BIST 9.725
DOLAR 35,20
EURO 36,75
ALTIN 2.968,40
HABER /  GÜNCEL

Aileler içinde 'Uluç' kavgası

Hıncal Uluç'un yaptığı futbol programları aileler içinde kavgalara neden oluyor. Küçük bir kızın şikayetini yazısına alan Uluç, bu sorun için çeşitli çözüm yollarını sıralıy

Abone ol

Hıncal Uluç Sabah'taki isimli yazısında, küçük bir kızın feryadını duyuruyor. Küçük kız kendi babasından şikayetçi olduğunu, bunun nedeninin ise Uluç'un futbol programlarından kaynaklandığını söylüyor küçük Uluç'a.

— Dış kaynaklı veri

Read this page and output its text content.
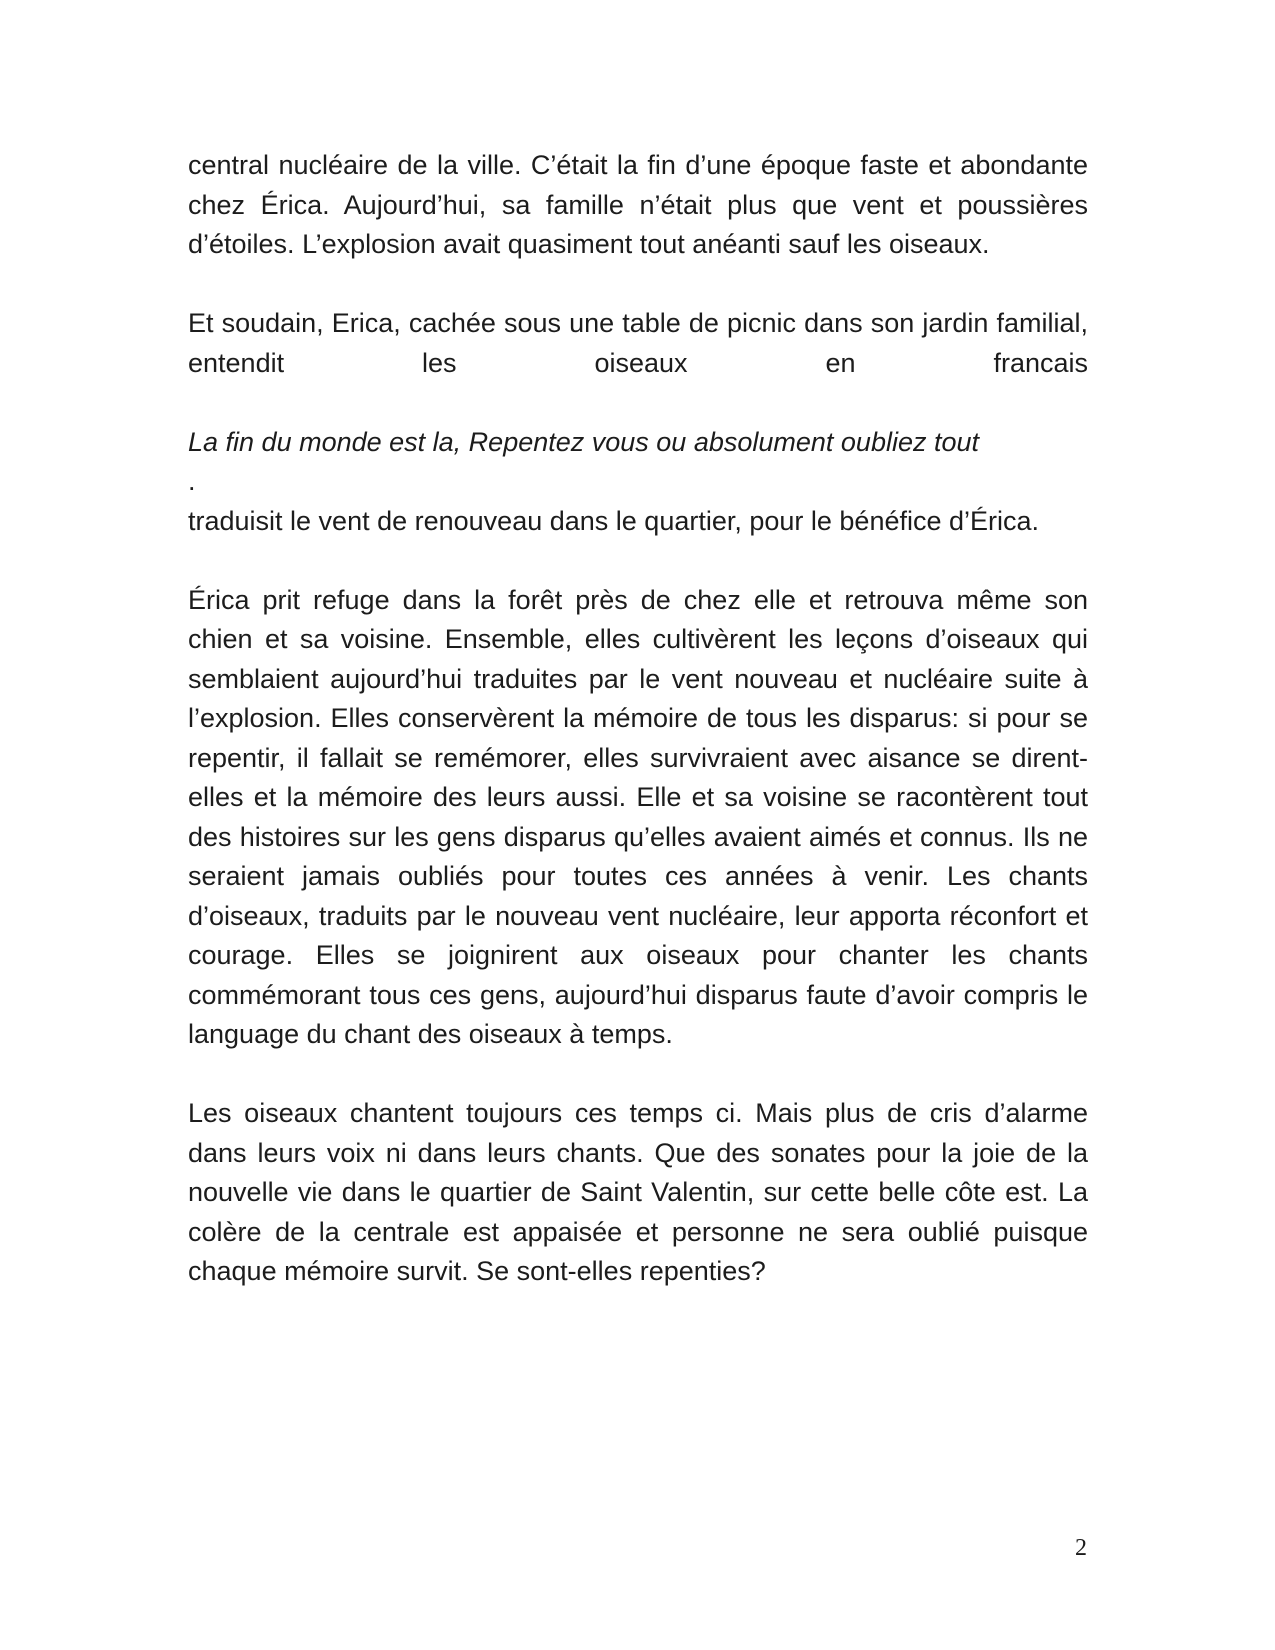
central nucléaire de la ville. C’était la fin d’une époque faste et abondante chez Érica. Aujourd’hui, sa famille n’était plus que vent et poussières d’étoiles. L’explosion avait quasiment tout anéanti sauf les oiseaux.

Et soudain, Erica, cachée sous une table de picnic dans son jardin familial, entendit les oiseaux en francais

La fin du monde est la, Repentez vous ou absolument oubliez tout

.

traduisit le vent de renouveau dans le quartier, pour le bénéfice d’Érica.

Érica prit refuge dans la forêt près de chez elle et retrouva même son chien et sa voisine. Ensemble, elles cultivèrent les leçons d’oiseaux qui semblaient aujourd’hui traduites par le vent nouveau et nucléaire suite à l’explosion. Elles conservèrent la mémoire de tous les disparus: si pour se repentir, il fallait se remémorer, elles survivraient avec aisance se dirent-elles et la mémoire des leurs aussi. Elle et sa voisine se racontèrent tout des histoires sur les gens disparus qu’elles avaient aimés et connus. Ils ne seraient jamais oubliés pour toutes ces années à venir. Les chants d’oiseaux, traduits par le nouveau vent nucléaire, leur apporta réconfort et courage. Elles se joignirent aux oiseaux pour chanter les chants commémorant tous ces gens, aujourd’hui disparus faute d’avoir compris le language du chant des oiseaux à temps.

Les oiseaux chantent toujours ces temps ci. Mais plus de cris d’alarme dans leurs voix ni dans leurs chants. Que des sonates pour la joie de la nouvelle vie dans le quartier de Saint Valentin, sur cette belle côte est. La colère de la centrale est appaisée et personne ne sera oublié puisque chaque mémoire survit. Se sont-elles repenties?

2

Uluç ise bu duruma karşı bulduğu çözüm önerilerini şöyle dile getiriyor:

Yani öylesine içten bir feryad ki, Duygu'dan bana gelen.. "Hıncal Amcacım, babam sizin yüzünüzden bana sevdiğim dizileri izletmiyor. Lütfen buna bi çare.. Yanlış anlamayın.. Ben de sizi çok seviyorum.."
Anladınız değil mi?.. Pazartesi 90 Dakika var.. Salı da Derin Futbol.. Baba futbol meraklısı.. Evde de babanın dediği oluyor. Aile izleme saati dediğimiz prime time'da, en güzel diziler varken, baba futbol seyredince, ötekiler kahroluyor..
Duygu aslında tam da adamına yazdı, derdini. Çocukluğumuzda televizyon hak getire.. Bir Ankara Radyosu var uzun dalga.. Bir de İstanbul.. Orta dalga.. Hava biraz bozuk oldu mu, cazır, cuzur..
Evde bir tek Aga radyo var.. Şarkı, türkü oldu mu mesele yok. Radyonun başına ailecek toplanırız.. Fasılı hiçbirimiz sevmeyiz o zamanlar.. Annem "Koşulmuşlar" derdi, heyet halinde şarkı söyleyenlere.. Radyo kapanır. Bir de.. Bir de pop var.. Öcal ağbimle ben bayılırız.. Başka bayılan yok. Babamın tüyleri diken diken olur..
Keyfi yerinde ise, kısık sesle açarız radyoyu.. O zaman Türk popu hak getire.. Hep yabancı.. Ama biraz keyifsizse, gürler.. "Kapatın şu zırıltıyı.." Batı müziğini babamın nöbetçi olduğu geceler, ya da annemle bir yere gitmişlerse korkusuzca dinleyebilirdik ancak..
O zaman benim aklıma gelmemişti mesela, Ankara Radyosu'nun müzik yayınları şefine yazıp, babamı şikâyet etmek..
Günümüz çocukları bizden çok ama çok ilerde.. İletişim çağı yaşadıklarını biliyorlar ve kullanıyorlar..
Duygu mektubunu internet aracılığı ile e-mail olarak yollamış..
Şimdi mektup tamam da, yanıt ne?.. Kendinizi benim yerime koyup çözüm bulun bakalım..
"Yapma baba.. Demokratik ol. Ailene hak tanı. Çoğunluk ne istiyorsa onu seyredin" demesi kolay.. Ama netice vereceğini sanmıyorum..
İkinci asıl etkili yol, 90 Dakika ve Derin Futbol'u prime time'dan öteye, çocukların yattığı saate ittirmek.. Kesin çözüm, tamam da.. NTV ve Lig TV'yi bu iki yerleşmiş programın saatini değiştirmeye ikna etmek mümkün değil..
Üçüncü yol, eve ikinci televizyonun alınması.. Bu iyi bir çözüm olabilir. Baba yatak odasında futbolunu rahat rahat izlerken, aile de salonda sevdikleri diziye bakabilir..
Pek çok ailenin bulduğu çözüm de bu aslında.. Zaman zaman Kenan'a şaka yollu "Televizyon üreten şirketler bize prim vermeli.. En güzel dizilerin karşısına çıktığımız için pek çok aileyi ikinci televizyon almaya zorladık, satışlar arttı" derim de güler..Aslında pek şaka da değil, görüyorsunuz..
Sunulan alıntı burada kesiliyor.